Ce thème n'est pas nouveau. Mais la politique ne semble pas le prendre au sérieux.

Je m'insurge contre le fait de toujours dire que la politique doit en faire plus. Le succès de la Suisse et du système fédéral ne repose pas sur le fait que la politique en fasse plus, mais sur le fait que les citoyens fassent quelque chose. Nous devons tous y travailler et trouver des solutions. L'État, c'est nous tous.

Que faites-vous concrètement pour y remédier?

En tant que F. G. Pfister Holding, nous pouvons certainement offrir une valeur ajoutée à ces talents. Nous sommes un groupe d'entreprises durable qui pense en termes de générations et qui offre de nombreuses possibilités aux collaborateurs.

Des exemples?

Nous leur donnons par exemple la chance de passer dans d'autres entreprises du groupe ou d'y assumer une tâche pendant un certain temps. A l'avenir, il sera également possible pour les collaborateurs de participer à l'entreprise.

Vous parlez des cadres?

La participation sera ouverte à tous les collaborateurs qui le souhaitent. Nous commencerons l'année prochaine avec la première entreprise et étendrons ensuite le système à toutes les entreprises. Nous resterons majoritaires, mais nous sommes convaincus de l'effet positif d'un tel système, qui favorise la communauté.

Comment le modèle se présente-t-il concrètement?

Nous présenterons le modèle en temps voulu. Mais je peux déjà dire que chez nous, même les collaborateurs qui ne possèdent pas d'argent peuvent participer. Nous permettrons à tous les collaborateurs qui fournissent des prestations et qui sont intéressés par le modèle de recevoir une part de l'entreprise. Cette idée de répartition sur la base des prestations fournies s'inscrit également dans la tradition de Fritz Gottlieb Pfister.

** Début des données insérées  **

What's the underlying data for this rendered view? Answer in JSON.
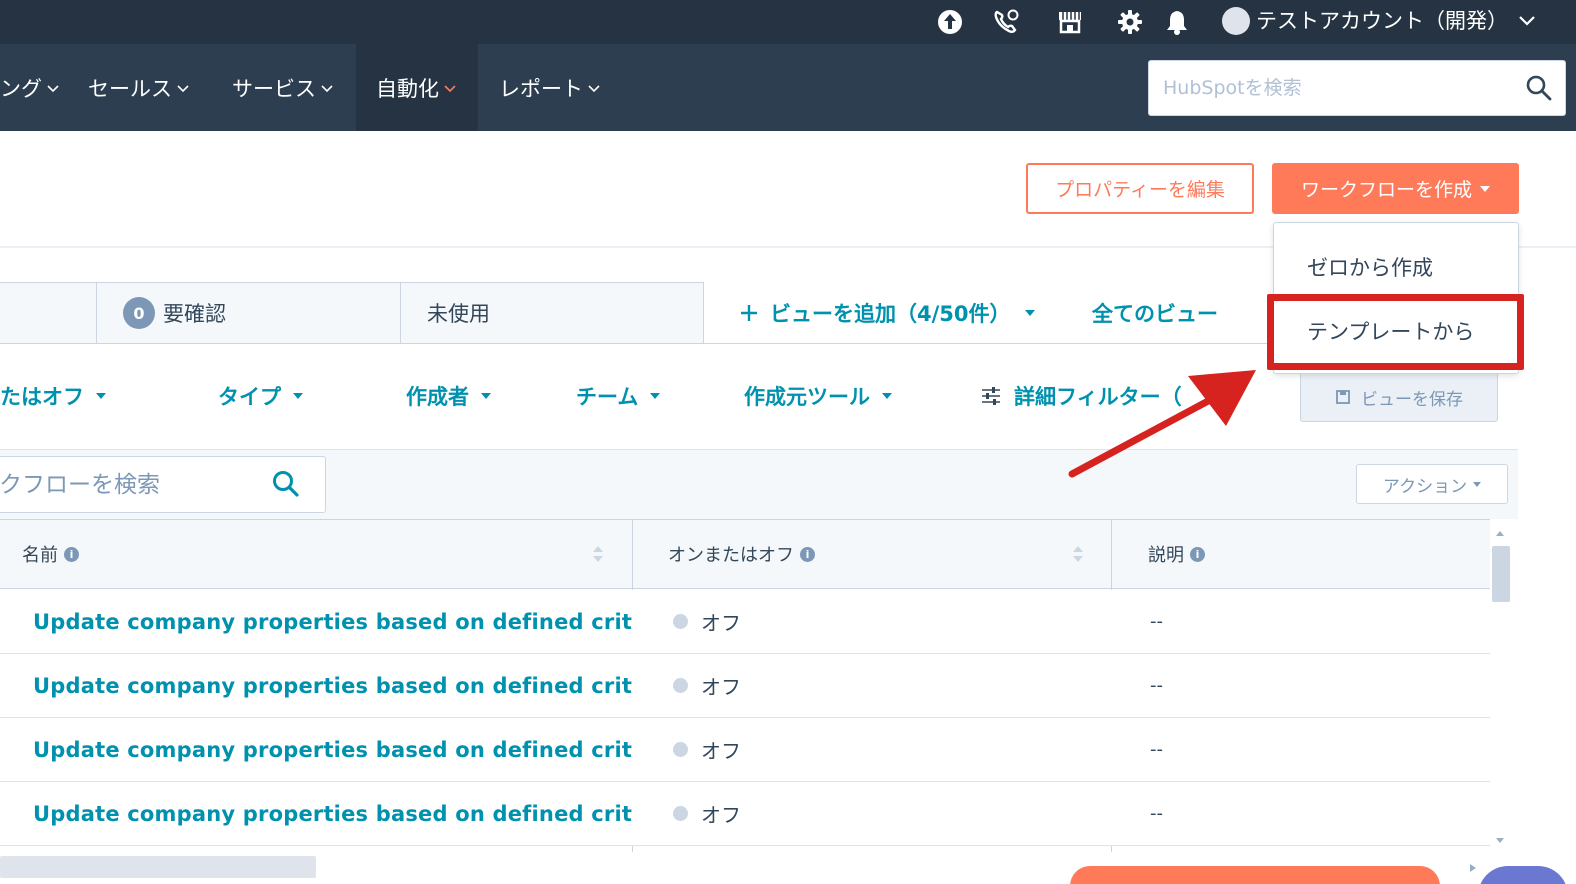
{
  "topbar": {
    "account_name": "テストアカウント（開発）"
  },
  "nav": {
    "items": [
      {
        "label": "ング"
      },
      {
        "label": "セールス"
      },
      {
        "label": "サービス"
      },
      {
        "label": "自動化",
        "active": true
      },
      {
        "label": "レポート"
      }
    ],
    "search_placeholder": "HubSpotを検索"
  },
  "header": {
    "edit_properties_label": "プロパティーを編集",
    "create_workflow_label": "ワークフローを作成"
  },
  "dropdown": {
    "items": [
      {
        "label": "ゼロから作成"
      },
      {
        "label": "テンプレートから",
        "highlighted": true
      }
    ]
  },
  "view_tabs": {
    "tabs": [
      {
        "label": "要確認",
        "badge": "0"
      },
      {
        "label": "未使用"
      }
    ],
    "add_view_label": "ビューを追加（4/50件）",
    "all_views_label": "全てのビュー"
  },
  "filters": {
    "items": [
      {
        "label": "たはオフ"
      },
      {
        "label": "タイプ"
      },
      {
        "label": "作成者"
      },
      {
        "label": "チーム"
      },
      {
        "label": "作成元ツール"
      }
    ],
    "advanced_label": "詳細フィルター（",
    "save_view_label": "ビューを保存"
  },
  "table_toolbar": {
    "search_placeholder": "クフローを検索",
    "actions_label": "アクション"
  },
  "table": {
    "columns": [
      {
        "label": "名前"
      },
      {
        "label": "オンまたはオフ"
      },
      {
        "label": "説明"
      }
    ],
    "rows": [
      {
        "name": "Update company properties based on defined crit",
        "status": "オフ",
        "description": "--"
      },
      {
        "name": "Update company properties based on defined crit",
        "status": "オフ",
        "description": "--"
      },
      {
        "name": "Update company properties based on defined crit",
        "status": "オフ",
        "description": "--"
      },
      {
        "name": "Update company properties based on defined crit",
        "status": "オフ",
        "description": "--"
      }
    ]
  },
  "colors": {
    "accent": "#ff7a59",
    "link": "#0091ae",
    "nav_bg": "#2d3e50",
    "highlight": "#d6231f"
  }
}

Existe-t-il des modèles comparables?

Je n'en connais pas. De plus, le succès ne vient pas de ce que l'on suit, mais du fait de suivre sa propre voie. Cette participation des collaborateurs a été envisagée dès le départ et fait partie intégrante de notre modèle de succession. C'est pourquoi elle fait partie intégrante de tous les contrats de reprise.

L'investisseur dans les PME

Nom: Rudolf Obrecht

Fonction: Président du conseil d'administration F. G. Pfister Holding

Age: 61 ans

Famille: marié, trois enfants

Formation: spécialiste en textile, marketing et management

La fondation: la vente de Pfister Meubles en 2019 a permis de renflouer les caisses. Cet argent est désormais investi dans des PME suisses qui cherchent un successeur. Les dividendes de ces entreprises sont à leur tour versés à des projets d'Initiative Suisse ainsi qu'au Prix Suisse.